Britain: Civil rights group challenges illegal use of anti-terror laws

The civil rights group Liberty has won permission for a full High Court hearing to challenge the use of anti-terrorism laws against people protesting outside Europe’s biggest arms fair in London.

Some 144 people were arrested in connection with the Defence Systems Equipment International (DSEI) show in London’s Docklands, which ran for four days beginning September 2.

Arrests had been made on a variety of charges, from flyposting to “conspiracy to commit violent disorder.” Even before the show began, 51 arrests had been made.

Some protesters have taken civil disobedience measures to disrupt the proceedings, which are attended by thousands of top military and government officials from around the world. On September 3, two protesters held up delegates travelling to the show for 40 minutes by chaining themselves to two trains. Protester Mehdi El-Rahdi was eventually freed from the front of the train by police using boltcutters.

Generally, most of the protests were small and confined to demonstrations outside the event. More than 2,600 police and security guards policed the site, including 25 Ministry of Defence police officers, with the total cost of security expected to be more than £1 million.

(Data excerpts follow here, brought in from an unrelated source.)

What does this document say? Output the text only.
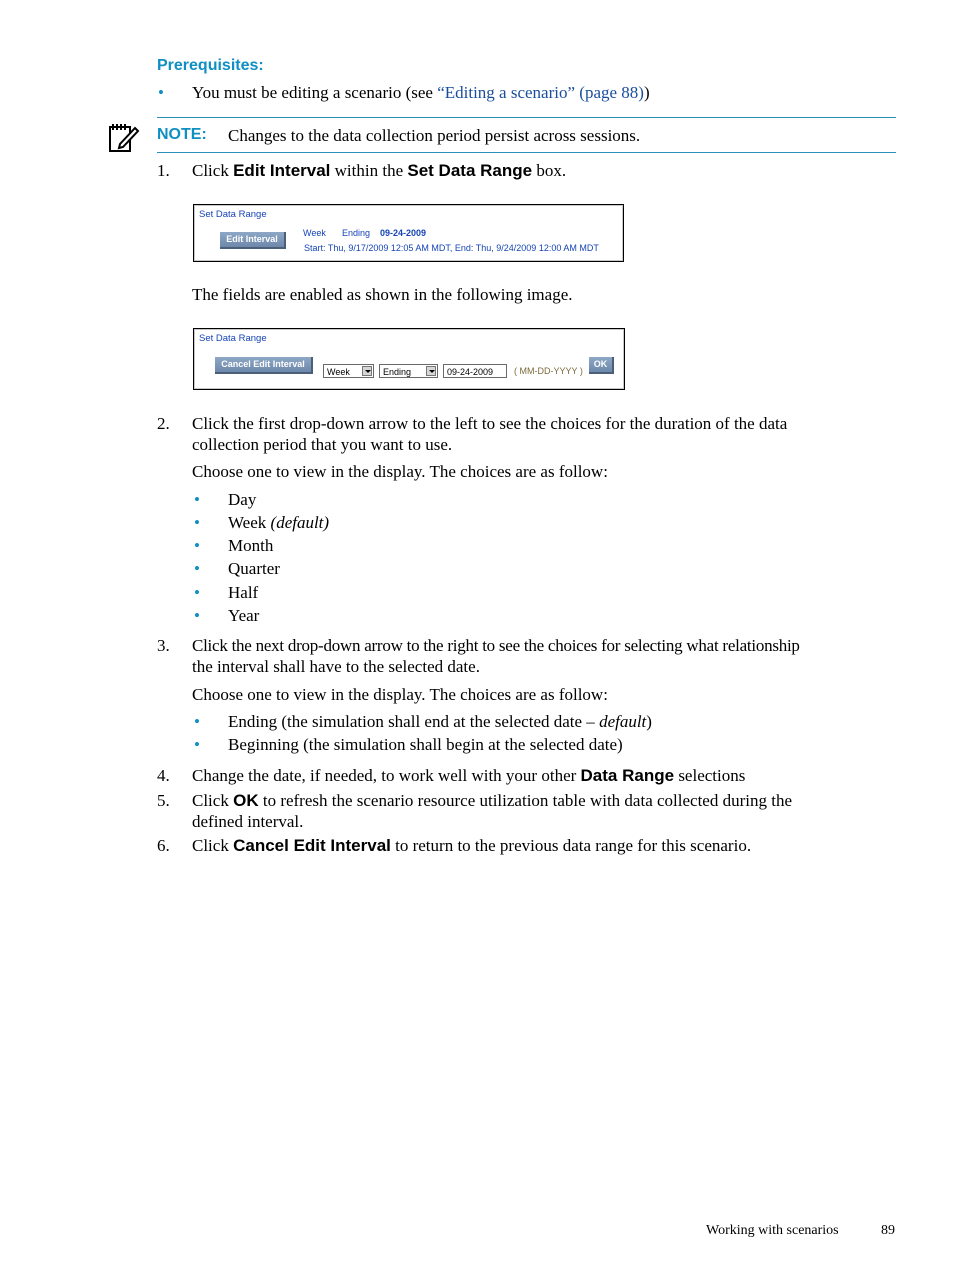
Prerequisites:
• You must be editing a scenario (see “Editing a scenario” (page 88))
NOTE: Changes to the data collection period persist across sessions.
1. Click Edit Interval within the Set Data Range box.
Set Data Range
Edit Interval
Week Ending 09-24-2009
Start: Thu, 9/17/2009 12:05 AM MDT, End: Thu, 9/24/2009 12:00 AM MDT
The fields are enabled as shown in the following image.
Set Data Range
Cancel Edit Interval
Week	Ending	09-24-2009	( MM-DD-YYYY )
OK
2. Click the first drop-down arrow to the left to see the choices for the duration of the data
collection period that you want to use.
Choose one to view in the display. The choices are as follow:
• Day
• Week (default)
• Month
• Quarter
• Half
• Year
3. Click the next drop-down arrow to the right to see the choices for selecting what relationship
the interval shall have to the selected date.
Choose one to view in the display. The choices are as follow:
• Ending (the simulation shall end at the selected date – default)
• Beginning (the simulation shall begin at the selected date)
4. Change the date, if needed, to work well with your other Data Range selections
5. Click OK to refresh the scenario resource utilization table with data collected during the
defined interval.
6. Click Cancel Edit Interval to return to the previous data range for this scenario.
Working with scenarios	89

Liberty says that some police used emergency powers contained in sections 44 (1) and 44 (2) of the Terrorism Act 2000. This is an illegal use of the measures, which the government had claimed in Parliament would only be used in instances where there was good reasons to believe a genuine terrorist threat existed.

Instead, the government was using the legislation to “break up the demonstration, to stop people, to take away their basic right to freedom of speech,” a spokesman for Liberty said.

On September 12, Liberty went to the High Court to seek a full hearing on the legality of the police’s action, using as its test case Kevin Gillan, who was stopped, searched and served with a section 44 warrant by police officers. Gillan’s arrest form confirms that he was stopped under the Terrorism Act and that he was “involved in protests.”

Having initially denied that anyone had been arrested under the act, police later admitted that some officers had used the legislation to stop and search protesters “where they deemed it necessary,” as a Scotland Yard spokesman told the BBC.

The measures had been approved by Home Office, the spokesman said. “We are aware concerns have been raised, and we recognise the importance of dealing with those concerns.

“When appropriate, officers are authorised to use powers available to them under section 44(1) and 44(2) of the Terrorism Act 2000. This is applicable throughout the capital.

“This is not in response to a specific threat, but is part of our high-visibility policing across London.

“We believe these powers have been used by some officers. However, in the main, officers are using powers under section 1 of the Police and Criminal Evidence Act.”

Faced with criticism from all the opposition parties, Home Secretary David Blunkett attempted to portray the issue as simply an operational matter whilst calling on the Metropolitan Police to account for their actions.

“I have asked that the head of the counter-terrorism branch should report back on why it was that they chose to use that particular part of the counter terrorism legislation rather than wider public order legislation,” Blunkett said. “I don’t want to make a judgement until I hear from him what evidence they had at operational level that there was a concern of that sort.”

The defence industry is a massive business in Britain, which is the second largest arms exporter in the world after the US. With annual sales of £17 billion, the British government is the UK defence industry’s largest customer, placing orders last year worth £13 billion. Though the arms fair is privately run, the government contributes £250, 000 towards it, decides who should attend and provides military personnel to help run the show.

Whilst its economic importance and political sensitivity would ensure the event was highly policed, the use of anti-terror measures against protesters seems to be more of a case of testing the water for future use.

Without any notice whatsoever, much less an explanation, the Metropolitan Police placed the whole of London under emergency powers, supposedly on the grounds of “high-visibility” policing. It then proceeded to arrest individuals under anti-terror legislation, despite knowing that they were not involved in terrorist offences and despite other grounds for arrest being available.

Liberty’s director Shami Chakrabarti said that Blunkett’s request for an explanation from the Metropolitan Police was simply passing the buck and challenged him to explain how the use of such powers had been authorised.

“These are very draconian measures, and the home secretary needs to come out and say why he has endorsed them,” she said.

“If the whole of London has been declared a place where these powers can been used, why have Londoners not been told about it officially?

“This is not a matter of operational policing, as the home office has suggested today.

“It is an extreme constitutional measure. By passing the buck to the police, he is turning counter-terrorism measures into a political football and shirking his constitutional responsibility. The legislation is clear that the buck stops with the home secretary.”

Liberty’s application for a judicial review will begin after October 1.